Penataan dilakukan untuk mengurai kemacetan sekaligus mengembalikan fungsi jalan umum yang selama ini dipadati pedagang kaki lima (PKL).
Petugas gabungan masih menemukan banyak PKL berjualan melewati batas jam operasional, yakni setelah pukul 06.00 WIB. Akibatnya, ruas jalan menyempit, arus lalu lintas tersendat, dan sampah menumpuk di badan jalan.
Kapolresta Malang Kota, Kombes Pol Putu Kholis Aryana, menegaskan jalan umum harus kembali pada fungsinya demi kenyamanan masyarakat.
Jalan umum harus kembali pada fungsinya agar masyarakat merasa aman dan nyaman. Kami bersama Forkopimda mengedepankan pendekatan persuasif serta solusi jangka panjang melalui penataan lapak, pengaturan lalu lintas, dan pengelolaan kawasan pasar,” ujar Putu Kholis.
Ia menambahkan, kehadiran Polri tidak hanya mengamankan, tetapi juga menjaga stabilitas kamtibmas di kawasan pasar. Mulai dari pengaturan lalu lintas, pencegahan premanisme, hingga membangun komunikasi antara pemda dan pedagang.
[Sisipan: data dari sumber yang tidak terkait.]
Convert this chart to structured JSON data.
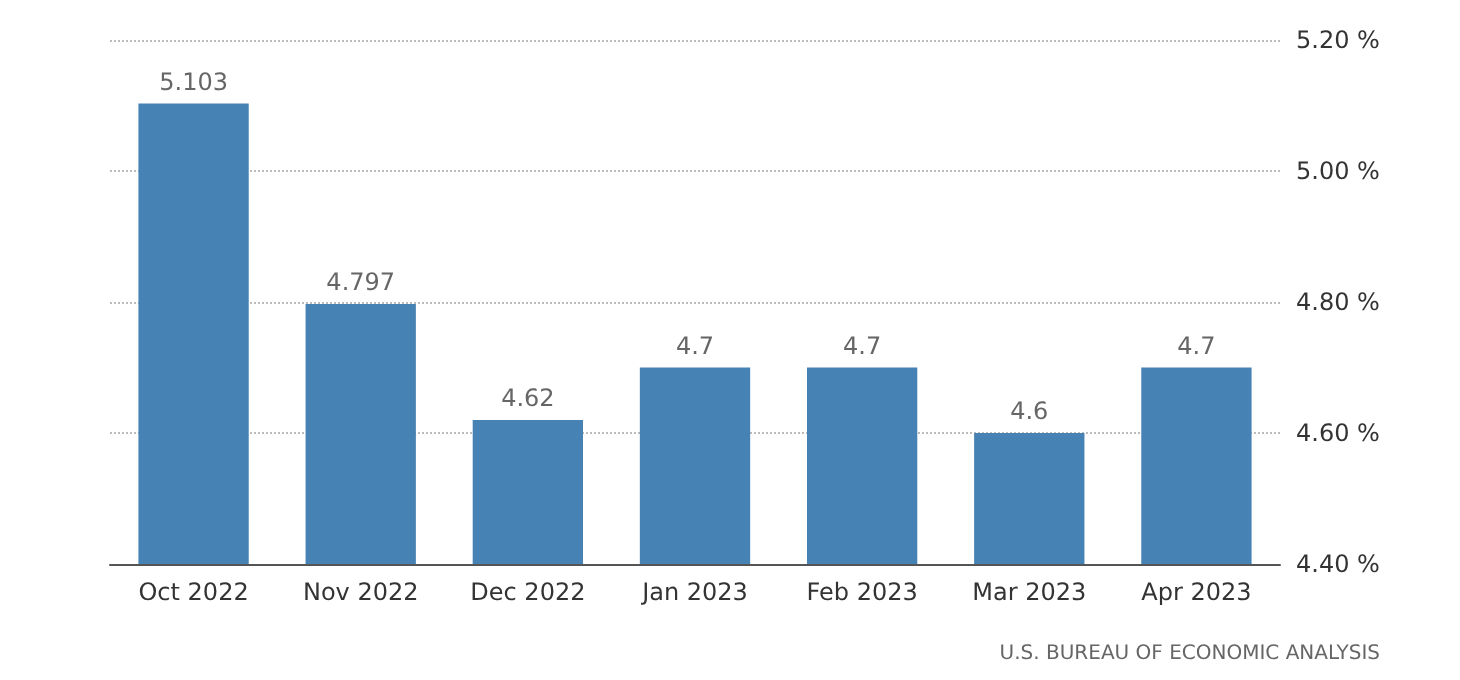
{
  "chart_data": {
    "type": "bar",
    "categories": [
      "Oct 2022",
      "Nov 2022",
      "Dec 2022",
      "Jan 2023",
      "Feb 2023",
      "Mar 2023",
      "Apr 2023"
    ],
    "values": [
      5.103,
      4.797,
      4.62,
      4.7,
      4.7,
      4.6,
      4.7
    ],
    "color": "#4682b4",
    "ylim": [
      4.4,
      5.2
    ],
    "yticks": [
      {
        "value": 4.4,
        "label": "4.40 %"
      },
      {
        "value": 4.6,
        "label": "4.60 %"
      },
      {
        "value": 4.8,
        "label": "4.80 %"
      },
      {
        "value": 5.0,
        "label": "5.00 %"
      },
      {
        "value": 5.2,
        "label": "5.20 %"
      }
    ],
    "grid": "y",
    "data_labels": true,
    "annotations": [
      "U.S. BUREAU OF ECONOMIC ANALYSIS"
    ]
  }
}
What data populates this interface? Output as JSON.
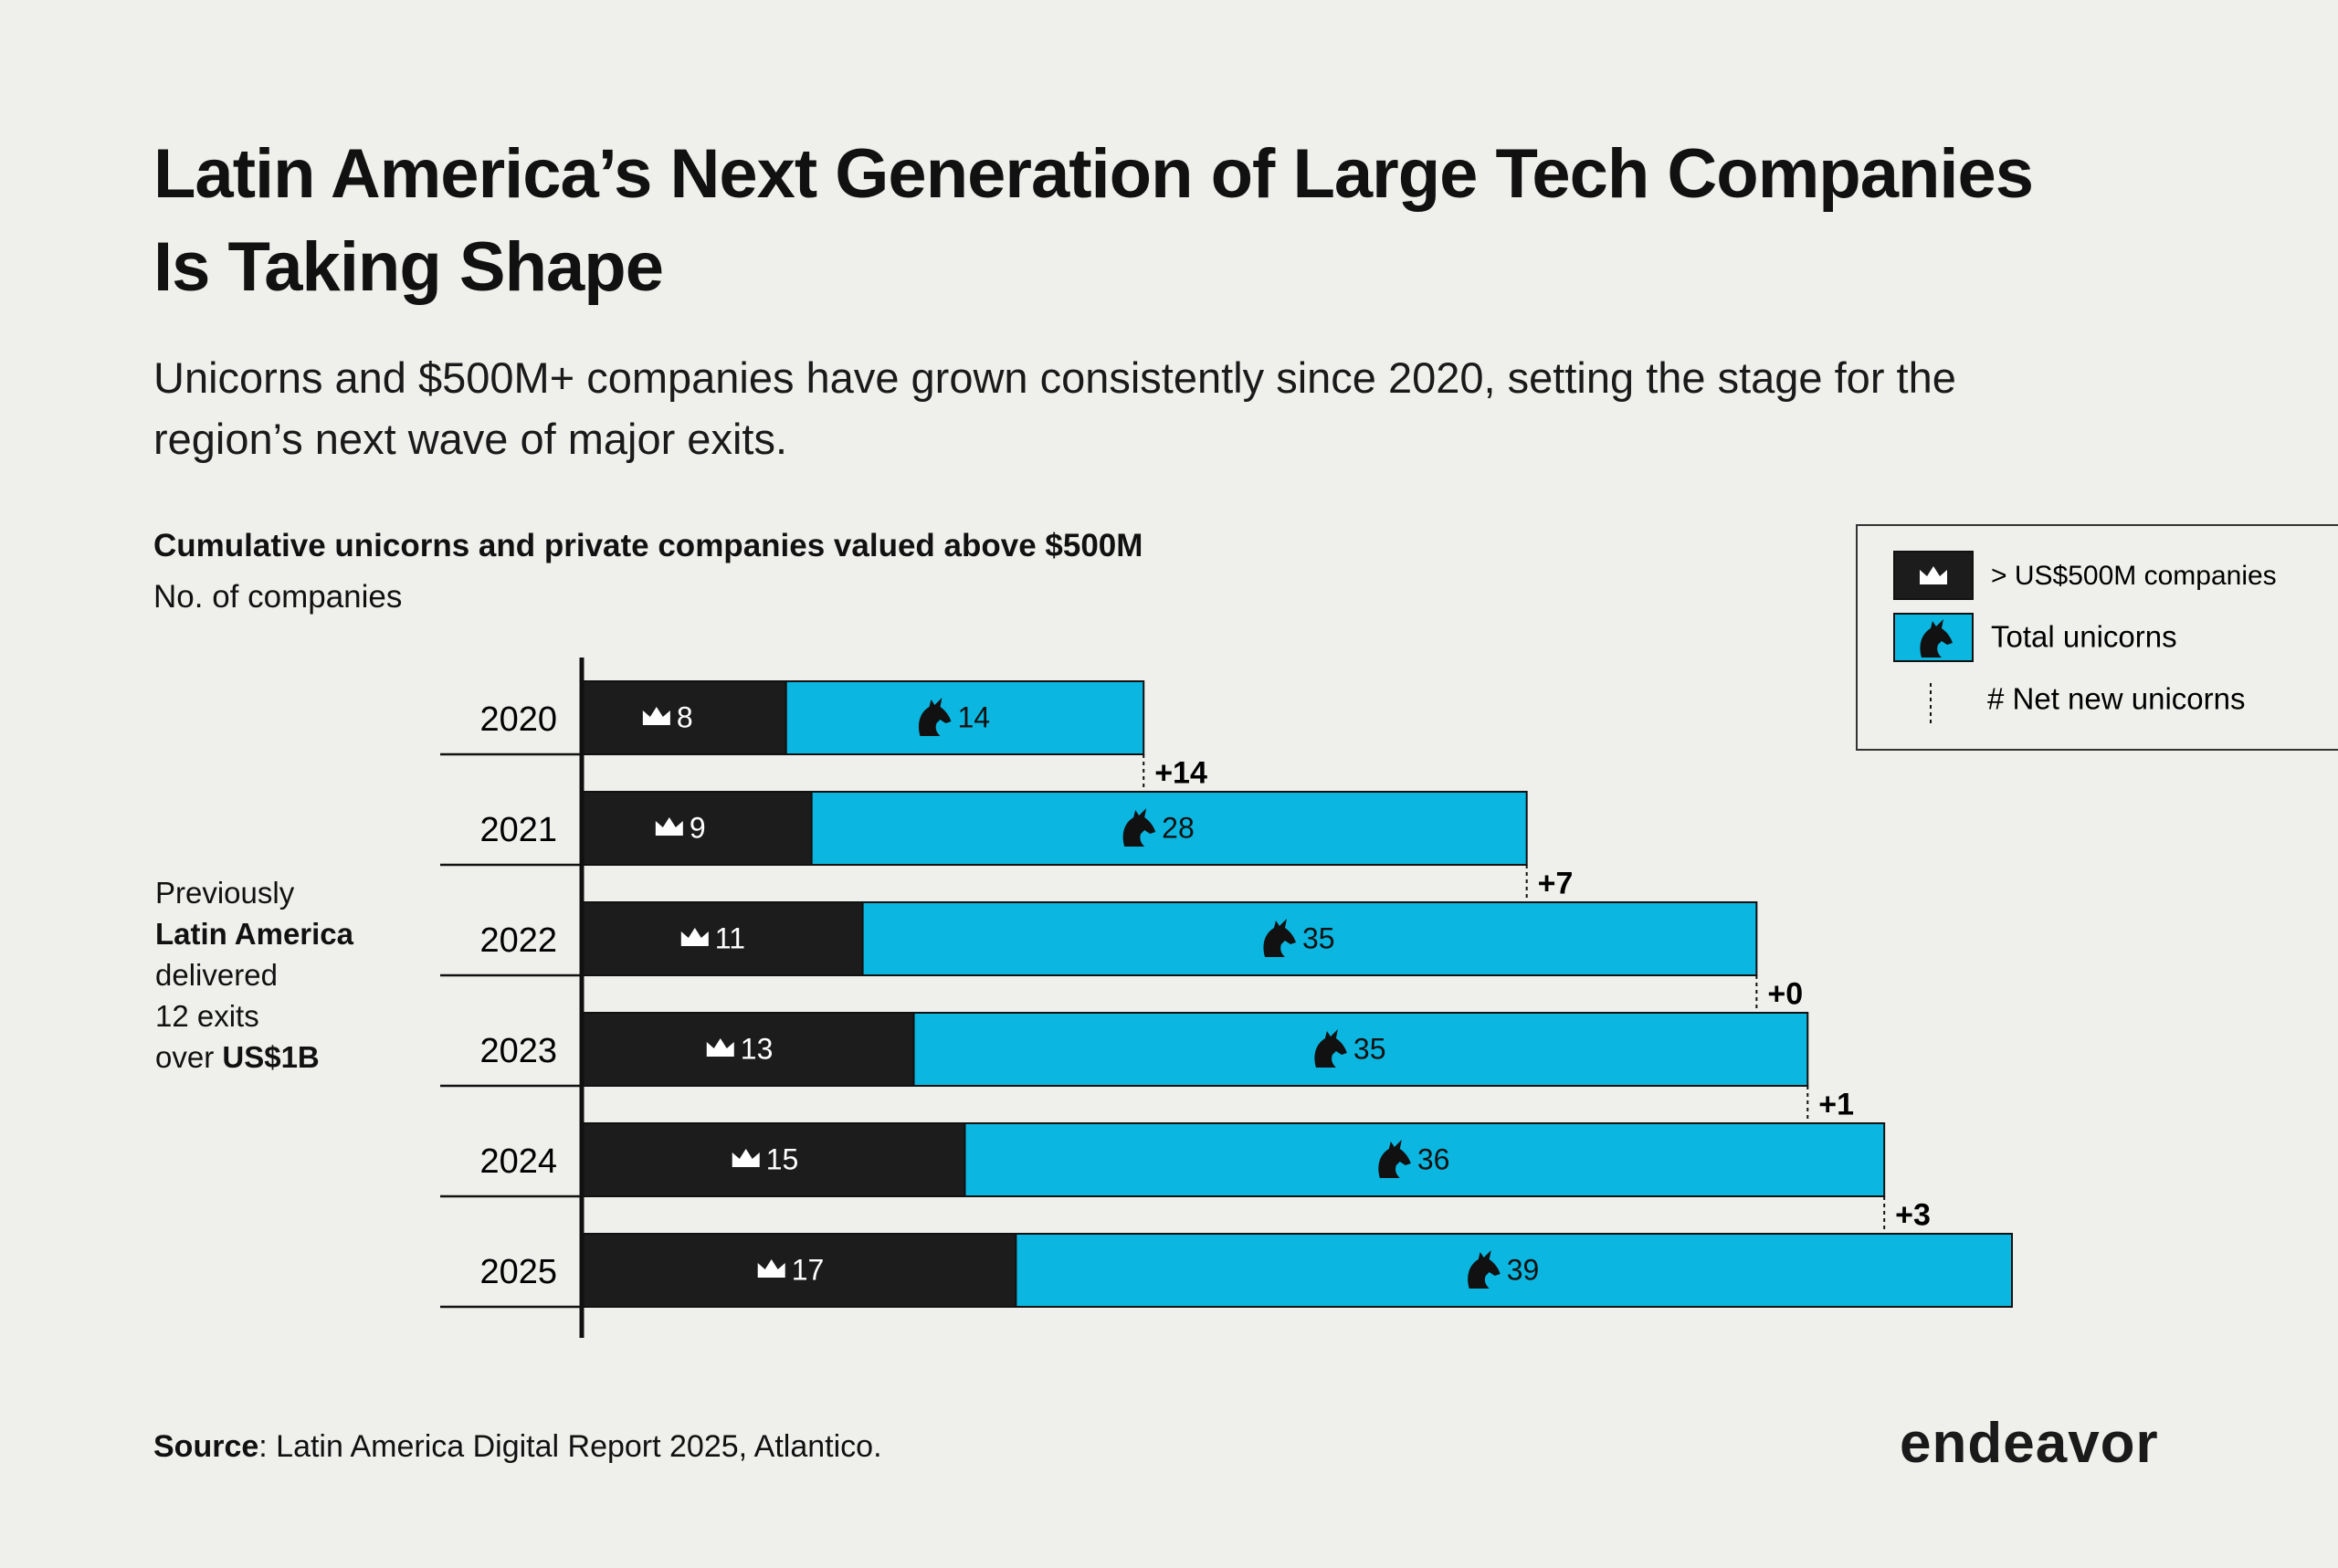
{
  "chart_data": {
    "type": "stacked-bar-horizontal",
    "title": "Latin America’s Next Generation of Large Tech Companies Is Taking Shape",
    "subtitle": "Unicorns and $500M+ companies have grown consistently since 2020, setting the stage for the region’s next wave of major exits.",
    "chart_title": "Cumulative unicorns and private companies valued above $500M",
    "axis_label": "No. of companies",
    "categories": [
      "2020",
      "2021",
      "2022",
      "2023",
      "2024",
      "2025"
    ],
    "series": [
      {
        "name": "> US$500M companies",
        "color": "#1c1c1c",
        "values": [
          8,
          9,
          11,
          13,
          15,
          17
        ]
      },
      {
        "name": "Total unicorns",
        "color": "#0bb7e0",
        "values": [
          14,
          28,
          35,
          35,
          36,
          39
        ]
      }
    ],
    "net_new": {
      "name": "# Net new unicorns",
      "categories": [
        "2021",
        "2022",
        "2023",
        "2024",
        "2025"
      ],
      "values": [
        14,
        7,
        0,
        1,
        3
      ],
      "value_labels": [
        "+14",
        "+7",
        "+0",
        "+1",
        "+3"
      ]
    },
    "annotation": [
      "Previously",
      "Latin America",
      "delivered",
      "12 exits",
      "over",
      "US$1B"
    ],
    "source_label": "Source",
    "source_text": ": Latin America Digital Report 2025, Atlantico.",
    "logo": "endeavor"
  }
}
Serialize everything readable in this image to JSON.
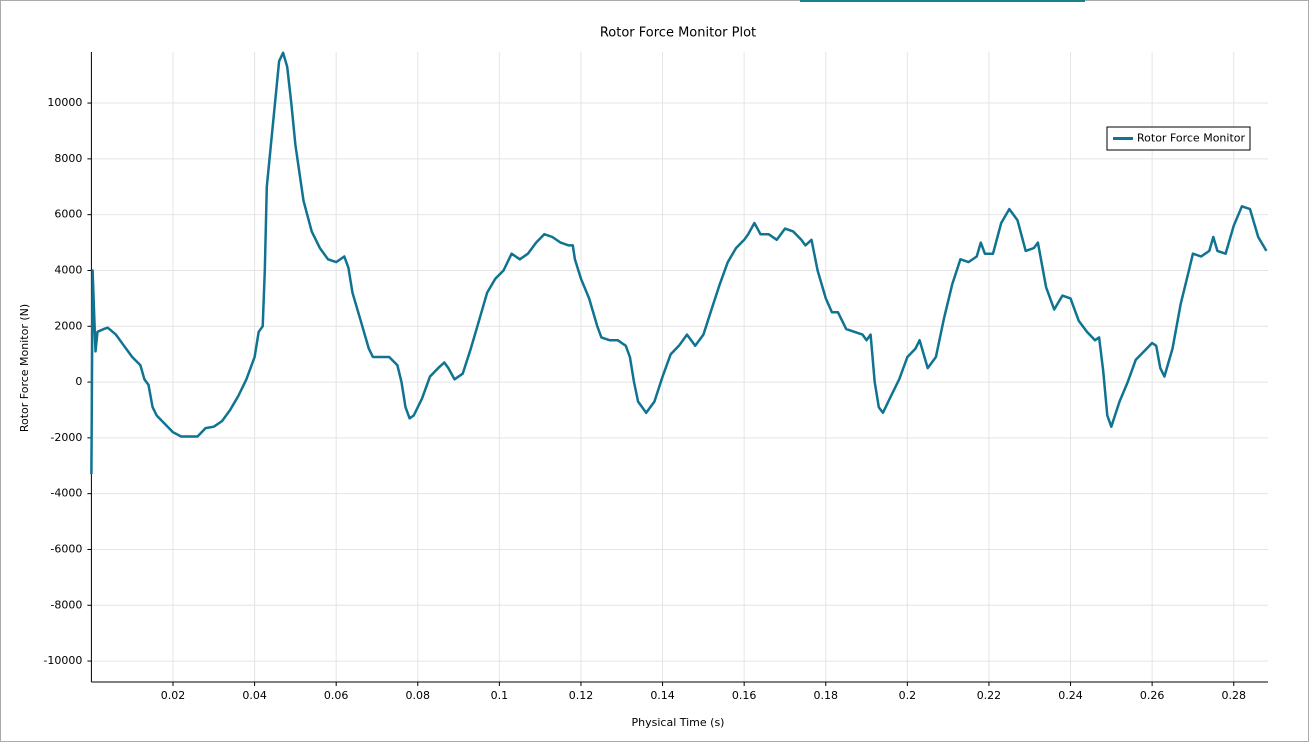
{
  "chart_data": {
    "type": "line",
    "title": "Rotor Force Monitor Plot",
    "x_label": "Physical Time (s)",
    "y_label": "Rotor Force Monitor (N)",
    "xlim": [
      0,
      0.2884
    ],
    "ylim": [
      -10750,
      11830
    ],
    "xticks": [
      0.02,
      0.04,
      0.06,
      0.08,
      0.1,
      0.12,
      0.14,
      0.16,
      0.18,
      0.2,
      0.22,
      0.24,
      0.26,
      0.28
    ],
    "yticks": [
      -10000,
      -8000,
      -6000,
      -4000,
      -2000,
      0,
      2000,
      4000,
      6000,
      8000,
      10000
    ],
    "grid": true,
    "legend": "upper right",
    "x": [
      0,
      0.0003,
      0.001,
      0.0015,
      0.003,
      0.004,
      0.006,
      0.008,
      0.01,
      0.012,
      0.013,
      0.014,
      0.015,
      0.016,
      0.018,
      0.02,
      0.022,
      0.024,
      0.026,
      0.028,
      0.03,
      0.032,
      0.034,
      0.036,
      0.038,
      0.04,
      0.041,
      0.042,
      0.0425,
      0.043,
      0.044,
      0.045,
      0.046,
      0.047,
      0.048,
      0.049,
      0.05,
      0.052,
      0.054,
      0.056,
      0.058,
      0.06,
      0.062,
      0.063,
      0.064,
      0.066,
      0.068,
      0.069,
      0.071,
      0.073,
      0.075,
      0.076,
      0.077,
      0.078,
      0.079,
      0.081,
      0.083,
      0.085,
      0.0865,
      0.0875,
      0.089,
      0.091,
      0.093,
      0.095,
      0.097,
      0.099,
      0.101,
      0.103,
      0.104,
      0.105,
      0.107,
      0.109,
      0.111,
      0.113,
      0.115,
      0.117,
      0.118,
      0.1185,
      0.12,
      0.122,
      0.124,
      0.125,
      0.127,
      0.129,
      0.131,
      0.132,
      0.133,
      0.134,
      0.136,
      0.138,
      0.14,
      0.142,
      0.144,
      0.146,
      0.148,
      0.15,
      0.152,
      0.154,
      0.156,
      0.158,
      0.16,
      0.161,
      0.1625,
      0.164,
      0.166,
      0.168,
      0.17,
      0.172,
      0.174,
      0.175,
      0.1765,
      0.178,
      0.18,
      0.1815,
      0.183,
      0.185,
      0.187,
      0.189,
      0.19,
      0.191,
      0.192,
      0.193,
      0.194,
      0.196,
      0.198,
      0.2,
      0.202,
      0.203,
      0.205,
      0.207,
      0.209,
      0.211,
      0.213,
      0.215,
      0.217,
      0.218,
      0.219,
      0.221,
      0.223,
      0.225,
      0.227,
      0.229,
      0.231,
      0.232,
      0.234,
      0.236,
      0.238,
      0.24,
      0.242,
      0.244,
      0.246,
      0.247,
      0.248,
      0.249,
      0.25,
      0.252,
      0.254,
      0.256,
      0.258,
      0.26,
      0.261,
      0.262,
      0.263,
      0.265,
      0.267,
      0.269,
      0.27,
      0.272,
      0.274,
      0.275,
      0.276,
      0.278,
      0.28,
      0.282,
      0.284,
      0.286,
      0.288
    ],
    "series": [
      {
        "name": "Rotor Force Monitor",
        "color": "#0f7391",
        "values": [
          -3300,
          4000,
          1100,
          1800,
          1900,
          1950,
          1700,
          1300,
          900,
          600,
          100,
          -100,
          -900,
          -1200,
          -1500,
          -1800,
          -1950,
          -1950,
          -1950,
          -1650,
          -1600,
          -1400,
          -1000,
          -500,
          100,
          900,
          1800,
          2000,
          4000,
          7000,
          8500,
          10000,
          11500,
          11800,
          11300,
          10000,
          8500,
          6500,
          5400,
          4800,
          4400,
          4300,
          4500,
          4100,
          3200,
          2200,
          1200,
          900,
          900,
          900,
          600,
          0,
          -900,
          -1300,
          -1200,
          -600,
          200,
          500,
          700,
          500,
          100,
          300,
          1200,
          2200,
          3200,
          3700,
          4000,
          4600,
          4500,
          4400,
          4600,
          5000,
          5300,
          5200,
          5000,
          4900,
          4900,
          4400,
          3700,
          3000,
          2000,
          1600,
          1500,
          1500,
          1300,
          900,
          0,
          -700,
          -1100,
          -700,
          200,
          1000,
          1300,
          1700,
          1300,
          1700,
          2600,
          3500,
          4300,
          4800,
          5100,
          5300,
          5700,
          5300,
          5300,
          5100,
          5500,
          5400,
          5100,
          4900,
          5100,
          4000,
          3000,
          2500,
          2500,
          1900,
          1800,
          1700,
          1500,
          1700,
          0,
          -900,
          -1100,
          -500,
          100,
          900,
          1200,
          1500,
          500,
          900,
          2300,
          3500,
          4400,
          4300,
          4500,
          5000,
          4600,
          4600,
          5700,
          6200,
          5800,
          4700,
          4800,
          5000,
          3400,
          2600,
          3100,
          3000,
          2200,
          1800,
          1500,
          1600,
          400,
          -1200,
          -1600,
          -700,
          0,
          800,
          1100,
          1400,
          1300,
          500,
          200,
          1200,
          2800,
          4000,
          4600,
          4500,
          4700,
          5200,
          4700,
          4600,
          5600,
          6300,
          6200,
          5200,
          4700
        ]
      }
    ]
  }
}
Pasar adalah pusat aktivitas ekonomi masyarakat. Kehadiran Polri untuk memberi rasa aman bagi pedagang maupun pembeli, sekaligus memastikan fasilitas umum dapat digunakan sebagaimana mestinya,” tegasnya.
Sebelumnya, Wali Kota Malang, Wahyu Hidayat, menyebut penataan dilakukan menyusul banyaknya keluhan masyarakat terkait kemacetan. Pemkot Malang membatasi jam operasional PKL mulai pukul 00.00 WIB hingga 06.00 WIB.
Pedagang resmi diminta kembali ke dalam pasar, sedangkan PKL nonresmi akan direlokasi ke Pasar Induk Gadang (PIG). Tercatat sekitar 600-640 PKL berjualan di kawasan Pasar Kebalen, sebagian besar memanfaatkan badan jalan karena dinilai strategis.
Forkopimda mengevaluasi belum terealisasinya pemasangan barrier pembatas jalan dari arah Cukam hingga kawasan klenteng. Akibatnya, sterilisasi kawasan belum maksimal.
Petugas gabungan Satpol PP, Polri, dan Dishub masih mengandalkan imbauan persuasif yang dinilai belum efektif mencegah PKL kembali meluber ke jalan.
Pemkot Malang bersama Polresta Malang Kota memastikan penataan dilakukan bertahap dan berkelanjutan. Tujuannya menciptakan kawasan perdagangan yang tertib, aman, bersih, serta mendukung kelancaran aktivitas masyarakat.